I’ve recently been trying to learn how to code with GPUs with FORTRAN. I’m using the HPC SDK nvfortran compiler compiling code on the Jetson Nano 2GB development kit. I would really appreciate getting some help with the errors I’ve been getting trying to run the following code (compiled with command nvfortran saxpy_gpu.f90):

module mathOps
  attributes(global) subroutine saxpy(x, y, a)
    implicit none
    real :: x(:), y(:)
    real, value :: a
    integer :: i, n
    n = size(x)
    i = blockDim%x * (blockIdx%x - 1) + threadIdx%x
    if (i <= n) y(i) = y(i) + a*x(i)
  end subroutine saxpy 
end module mathOps

program testSaxpy
  use mathOps
  use cudafor
  implicit none
  integer, parameter :: N = 40000
  real :: x(N), y(N), a
  real, device :: x_d(N), y_d(N)
  type(dim3) :: grid, tBlock

  tBlock = dim3(256,1,1)
  grid = dim3(ceiling(real(N)/tBlock%x),1,1)

  x = 1.0; y = 2.0; a = 2.0
  x_d = x
  y_d = y
  call saxpy<<<grid, tBlock>>>(x_d, y_d, a)
  y = y_d
  write(*,*) 'Max error: ', maxval(abs(y-4.0))
end program testSaxpy

The program compiles without any complaints, but after running, the program gives the wrong result. Running with cuda-memcheck produces the following output:

$ cuda-memcheck a.out
========= Program hit cudaErrorNoKernelImageForDevice (error 209) due to "no kernel image is available for execution on the device" on CUDA API call to cudaLaunchKernel. 
=========     Saved host backtrace up to driver entry point at error
=========     Host Frame:/usr/lib/aarch64-linux-gnu/tegra/libcuda.so.1 [0x2fdb04]
=========     Host Frame:/usr/local/cuda/lib64/libcudart.so.10.2 (cudaLaunchKernel + 0x1ac) [0x4b6a4]
=========     Host Frame:/opt/nvidia/hpc_sdk/Linux_aarch64/20.7/compilers/lib/libcudafor.so (__pgiLaunchKernel + 0x278) [0x89f80]
 Max error:     2.000000    
========= ERROR SUMMARY: 1 error

where max error should be 0.0.

I can compile and run matrixMul and simplePrintf sample nvcc programs on the Jetson Nano without issue (after following advice here to sudo chmod a+rw /dev/nvhost-dbg-gpu. I suspect it’s due to the use of attribute(global) subroutine as I can compile and run the simple device query program described here

I’m running:
Jetpack 4.6, with CUDA 10.2. HPC SDK 20.7 is installed.
nvfortran is run after loading the pre-made modulefile with CUDA_HOME=/usr/local/cuda and PATH and LD_LIBRARY_PATH to also point to /usr/local/cuda.

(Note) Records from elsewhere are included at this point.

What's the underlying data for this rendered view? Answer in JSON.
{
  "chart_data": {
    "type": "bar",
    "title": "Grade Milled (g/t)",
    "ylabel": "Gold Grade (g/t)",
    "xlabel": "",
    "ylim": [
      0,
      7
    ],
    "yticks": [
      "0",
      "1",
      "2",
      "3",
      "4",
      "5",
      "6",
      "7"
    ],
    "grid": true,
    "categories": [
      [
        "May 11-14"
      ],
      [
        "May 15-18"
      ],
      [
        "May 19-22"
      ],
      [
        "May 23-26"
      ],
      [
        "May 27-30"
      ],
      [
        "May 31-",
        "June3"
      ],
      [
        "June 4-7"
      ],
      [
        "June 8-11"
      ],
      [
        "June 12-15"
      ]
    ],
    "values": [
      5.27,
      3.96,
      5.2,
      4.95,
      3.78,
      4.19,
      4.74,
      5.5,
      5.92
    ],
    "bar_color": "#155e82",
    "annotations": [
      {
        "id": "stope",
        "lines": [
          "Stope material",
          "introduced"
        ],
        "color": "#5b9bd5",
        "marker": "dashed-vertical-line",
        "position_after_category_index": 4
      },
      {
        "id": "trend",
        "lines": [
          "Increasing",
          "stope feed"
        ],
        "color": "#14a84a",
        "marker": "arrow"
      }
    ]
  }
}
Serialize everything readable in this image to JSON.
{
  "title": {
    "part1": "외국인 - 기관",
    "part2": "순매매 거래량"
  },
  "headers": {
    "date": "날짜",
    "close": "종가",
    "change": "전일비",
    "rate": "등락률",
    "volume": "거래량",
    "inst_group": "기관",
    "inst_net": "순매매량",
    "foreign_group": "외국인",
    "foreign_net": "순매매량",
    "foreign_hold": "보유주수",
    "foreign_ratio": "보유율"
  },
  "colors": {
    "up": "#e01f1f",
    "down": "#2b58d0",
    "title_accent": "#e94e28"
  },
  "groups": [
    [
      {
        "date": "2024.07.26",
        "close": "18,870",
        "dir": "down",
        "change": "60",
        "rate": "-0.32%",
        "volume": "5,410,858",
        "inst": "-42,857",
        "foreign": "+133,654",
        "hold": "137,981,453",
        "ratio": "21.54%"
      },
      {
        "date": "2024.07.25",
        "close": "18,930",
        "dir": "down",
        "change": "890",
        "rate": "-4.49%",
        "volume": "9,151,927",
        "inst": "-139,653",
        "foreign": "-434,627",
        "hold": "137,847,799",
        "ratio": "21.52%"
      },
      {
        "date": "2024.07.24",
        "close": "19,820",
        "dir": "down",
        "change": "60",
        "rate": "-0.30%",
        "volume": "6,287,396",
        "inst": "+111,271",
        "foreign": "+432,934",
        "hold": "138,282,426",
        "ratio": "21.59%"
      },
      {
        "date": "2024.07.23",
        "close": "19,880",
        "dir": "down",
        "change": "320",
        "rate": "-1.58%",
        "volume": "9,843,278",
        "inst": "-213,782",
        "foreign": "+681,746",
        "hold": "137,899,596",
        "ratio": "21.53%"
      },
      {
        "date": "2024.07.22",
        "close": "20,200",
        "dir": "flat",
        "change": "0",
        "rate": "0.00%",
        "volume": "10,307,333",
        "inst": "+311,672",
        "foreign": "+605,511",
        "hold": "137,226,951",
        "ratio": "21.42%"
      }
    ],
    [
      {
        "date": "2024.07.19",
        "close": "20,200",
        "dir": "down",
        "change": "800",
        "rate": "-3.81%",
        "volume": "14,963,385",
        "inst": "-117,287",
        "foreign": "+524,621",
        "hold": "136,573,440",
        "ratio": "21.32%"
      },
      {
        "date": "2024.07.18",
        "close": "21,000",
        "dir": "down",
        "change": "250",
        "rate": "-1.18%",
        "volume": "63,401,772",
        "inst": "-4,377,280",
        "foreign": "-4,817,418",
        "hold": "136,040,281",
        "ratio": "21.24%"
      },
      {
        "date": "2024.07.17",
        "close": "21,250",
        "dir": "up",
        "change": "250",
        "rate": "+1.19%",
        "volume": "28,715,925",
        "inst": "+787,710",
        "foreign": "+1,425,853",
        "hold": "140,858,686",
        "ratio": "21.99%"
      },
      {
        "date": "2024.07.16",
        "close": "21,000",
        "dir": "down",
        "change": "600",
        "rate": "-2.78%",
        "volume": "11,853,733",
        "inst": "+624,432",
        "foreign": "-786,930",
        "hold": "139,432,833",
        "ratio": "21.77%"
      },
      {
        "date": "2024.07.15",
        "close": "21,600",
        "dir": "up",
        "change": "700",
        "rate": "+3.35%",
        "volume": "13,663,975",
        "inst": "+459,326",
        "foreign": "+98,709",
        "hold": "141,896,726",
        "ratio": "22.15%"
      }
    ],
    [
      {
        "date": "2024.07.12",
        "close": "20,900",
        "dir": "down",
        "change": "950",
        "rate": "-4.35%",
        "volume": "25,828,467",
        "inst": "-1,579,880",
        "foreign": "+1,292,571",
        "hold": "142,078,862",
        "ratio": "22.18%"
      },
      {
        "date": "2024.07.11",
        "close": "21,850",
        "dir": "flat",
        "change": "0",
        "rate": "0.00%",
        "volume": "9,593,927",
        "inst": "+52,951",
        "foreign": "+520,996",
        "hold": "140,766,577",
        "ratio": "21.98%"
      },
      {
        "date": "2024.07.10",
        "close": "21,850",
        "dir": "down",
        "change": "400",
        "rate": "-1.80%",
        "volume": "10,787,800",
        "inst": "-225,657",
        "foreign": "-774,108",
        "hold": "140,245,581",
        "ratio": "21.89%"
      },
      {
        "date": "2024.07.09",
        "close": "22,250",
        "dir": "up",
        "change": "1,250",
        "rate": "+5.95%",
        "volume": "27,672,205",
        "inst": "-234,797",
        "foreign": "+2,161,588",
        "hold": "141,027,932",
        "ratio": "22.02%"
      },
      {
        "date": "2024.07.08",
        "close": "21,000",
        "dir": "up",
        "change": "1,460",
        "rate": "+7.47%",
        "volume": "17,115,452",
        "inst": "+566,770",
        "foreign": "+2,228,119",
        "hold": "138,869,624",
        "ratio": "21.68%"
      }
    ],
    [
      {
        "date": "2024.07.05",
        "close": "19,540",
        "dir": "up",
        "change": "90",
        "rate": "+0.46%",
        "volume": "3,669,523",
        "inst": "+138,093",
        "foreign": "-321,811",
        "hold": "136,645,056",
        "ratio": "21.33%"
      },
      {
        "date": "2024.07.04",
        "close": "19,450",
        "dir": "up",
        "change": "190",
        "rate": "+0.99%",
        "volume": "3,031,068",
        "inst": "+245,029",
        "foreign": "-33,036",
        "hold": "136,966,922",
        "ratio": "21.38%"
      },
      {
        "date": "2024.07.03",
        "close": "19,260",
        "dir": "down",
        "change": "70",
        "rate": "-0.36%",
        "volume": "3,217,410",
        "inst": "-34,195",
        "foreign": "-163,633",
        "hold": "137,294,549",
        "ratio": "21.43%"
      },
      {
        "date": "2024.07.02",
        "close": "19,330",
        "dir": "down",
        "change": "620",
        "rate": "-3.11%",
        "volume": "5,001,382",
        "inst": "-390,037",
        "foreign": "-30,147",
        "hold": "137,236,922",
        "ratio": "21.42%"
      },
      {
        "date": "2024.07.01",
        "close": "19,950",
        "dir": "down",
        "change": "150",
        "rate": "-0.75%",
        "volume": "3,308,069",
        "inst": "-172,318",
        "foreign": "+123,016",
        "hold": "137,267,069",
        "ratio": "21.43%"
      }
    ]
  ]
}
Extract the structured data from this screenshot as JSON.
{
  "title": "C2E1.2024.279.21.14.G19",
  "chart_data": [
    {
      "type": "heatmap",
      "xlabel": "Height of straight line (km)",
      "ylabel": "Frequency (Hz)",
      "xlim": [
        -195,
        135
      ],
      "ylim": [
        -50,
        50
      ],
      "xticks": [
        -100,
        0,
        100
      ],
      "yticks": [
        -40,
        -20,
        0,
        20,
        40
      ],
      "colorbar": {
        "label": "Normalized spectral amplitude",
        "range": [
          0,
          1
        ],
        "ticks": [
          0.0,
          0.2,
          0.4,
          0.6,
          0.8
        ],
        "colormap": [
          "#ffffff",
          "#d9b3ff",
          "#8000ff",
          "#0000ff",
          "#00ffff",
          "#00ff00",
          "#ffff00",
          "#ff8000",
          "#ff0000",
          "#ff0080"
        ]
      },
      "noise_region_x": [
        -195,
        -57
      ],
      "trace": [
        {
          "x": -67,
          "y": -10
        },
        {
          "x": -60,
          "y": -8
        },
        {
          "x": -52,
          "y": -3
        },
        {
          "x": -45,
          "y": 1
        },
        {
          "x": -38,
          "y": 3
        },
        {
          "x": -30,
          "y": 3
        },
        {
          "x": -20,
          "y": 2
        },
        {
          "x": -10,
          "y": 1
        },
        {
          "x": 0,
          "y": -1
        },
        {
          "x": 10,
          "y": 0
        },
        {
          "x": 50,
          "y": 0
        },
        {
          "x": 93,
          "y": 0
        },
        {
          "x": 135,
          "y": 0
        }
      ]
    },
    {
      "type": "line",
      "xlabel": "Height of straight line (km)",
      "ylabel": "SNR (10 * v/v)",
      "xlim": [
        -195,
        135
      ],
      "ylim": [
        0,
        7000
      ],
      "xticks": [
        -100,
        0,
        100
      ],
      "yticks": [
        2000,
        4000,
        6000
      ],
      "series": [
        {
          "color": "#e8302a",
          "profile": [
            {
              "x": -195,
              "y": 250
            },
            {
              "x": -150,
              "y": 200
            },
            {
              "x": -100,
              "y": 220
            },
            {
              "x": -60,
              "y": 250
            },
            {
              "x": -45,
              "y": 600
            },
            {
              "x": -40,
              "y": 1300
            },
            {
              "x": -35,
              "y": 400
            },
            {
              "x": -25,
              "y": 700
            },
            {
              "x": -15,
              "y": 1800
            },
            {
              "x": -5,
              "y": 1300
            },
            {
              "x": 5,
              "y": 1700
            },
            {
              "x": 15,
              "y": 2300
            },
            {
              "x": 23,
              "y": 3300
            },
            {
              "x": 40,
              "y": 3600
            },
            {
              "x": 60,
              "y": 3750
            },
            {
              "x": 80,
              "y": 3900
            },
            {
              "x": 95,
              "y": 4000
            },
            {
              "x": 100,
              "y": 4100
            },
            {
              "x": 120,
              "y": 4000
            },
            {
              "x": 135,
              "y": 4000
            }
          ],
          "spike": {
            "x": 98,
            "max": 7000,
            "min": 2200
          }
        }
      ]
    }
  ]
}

Usually, the ’ no kernel image is available for execution’ is caused by compiling with the incorrect GPU architecture.
For Nano, the GPU architecture should be 5.3.

However, please note that the HPC compiler (NVC++, NVC, NVFORTRAN) doesn’t support the Jetson platform.


Hi AastaLLL,

I’m aware that nvcc has an option specifying the architecture, but the closest I found to specifying architecture for nvfortran is specifying compute capability with -gpu=cc50. Is this the right compiler option to be using? With the mentioned option, I get a warning that -gpu doesn’t do anything without additional language specific options.

Yeah I did gather on my googling journey that Jetson wasn’t supported. Do you know if support will ever come to it?

Nano GPU architecture should be sm=5.3.

$ nvcc -gencode arch=compute_53,code=sm_53 xxx.cu

Currently, we don’t have a concrete schedule to support nvfortran on Jetson.